The meerkat research system provides a unique opportunity for investigating continuous vocal exchange interactions between identified individuals. I am focusing on calls that are given at non conflict situations and in which the turn taking patterns are less likely to become masked by the participants’ high arousal. This project has the potential of revealing the fine tuning of subtle vocal interactions. In addition, as the principles behind conversational rules are not concerned with “meaning”, they are likely precede complex syntax and phonology systems of language. The parallel between animal cooperative vocal interactions and human conversation on the level of coordination and speaker exchange monitoring, is intriguing.
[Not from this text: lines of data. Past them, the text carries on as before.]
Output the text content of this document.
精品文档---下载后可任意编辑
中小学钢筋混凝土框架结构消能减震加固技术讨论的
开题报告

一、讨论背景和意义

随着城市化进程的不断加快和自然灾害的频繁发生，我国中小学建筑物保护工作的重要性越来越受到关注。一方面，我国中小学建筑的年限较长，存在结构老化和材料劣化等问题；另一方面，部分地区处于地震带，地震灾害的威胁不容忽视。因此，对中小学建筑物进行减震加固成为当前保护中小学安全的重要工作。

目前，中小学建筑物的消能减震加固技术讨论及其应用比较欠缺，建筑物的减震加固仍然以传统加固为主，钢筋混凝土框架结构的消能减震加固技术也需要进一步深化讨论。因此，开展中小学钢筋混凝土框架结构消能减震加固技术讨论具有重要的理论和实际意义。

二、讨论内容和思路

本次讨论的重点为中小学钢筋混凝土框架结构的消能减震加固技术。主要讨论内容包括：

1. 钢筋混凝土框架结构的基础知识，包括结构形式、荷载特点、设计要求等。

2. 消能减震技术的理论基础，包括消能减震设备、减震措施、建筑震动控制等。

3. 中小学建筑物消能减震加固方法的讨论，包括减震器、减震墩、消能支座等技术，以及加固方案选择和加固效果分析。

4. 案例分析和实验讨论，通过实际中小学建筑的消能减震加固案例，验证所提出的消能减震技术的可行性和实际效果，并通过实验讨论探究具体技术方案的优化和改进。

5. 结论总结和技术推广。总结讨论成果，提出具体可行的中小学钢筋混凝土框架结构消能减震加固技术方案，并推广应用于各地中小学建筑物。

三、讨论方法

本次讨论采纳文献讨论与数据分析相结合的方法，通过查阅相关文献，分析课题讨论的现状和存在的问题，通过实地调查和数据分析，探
arianaCommunication and collective movement in meerkats


Max Planck Institute of Animal Behavior, Department for the Ecology of Animal Societies, Konstanz, Germany

Contact: arianasp@gmail.com

From fish schools to bird flocks, many animals move together in groups. Recent research has shown that complex and coordinated movement patterns can emerge if individuals follow surprisingly simple rules – for example being attracted to and aligning with nearby group members. However, for many animal species, particularly those that live in stable social groups, the decisions individuals make may also be shaped by the long-term social relationships between individuals, and by the communication strategies they employ. I am interested in how both acoustic communication and social relationships affect the movement decisions of individuals and the resulting movement dynamics of entire groups. I am using meerkats as a model system to explore this question.

Meerkat groups remain together as they forage over large distances, using vocalizations to help coordinate movement. Using small tags that combine GPS and audio, I plan to collect data on the fine-scale movements and vocalizations of all individuals within meerkat groups as they forage together. I am interested in determining what rules govern where individuals move, including how meerkats’ vocalizations allow them to coordinate movement, and whether certain individuals have disproportionate influence over where the group goes. At a larger scale, I am also interested in determining what factors drive the movement decisions of entire groups, including habitat features, food distribution, predators, inter-group interactions,and memory.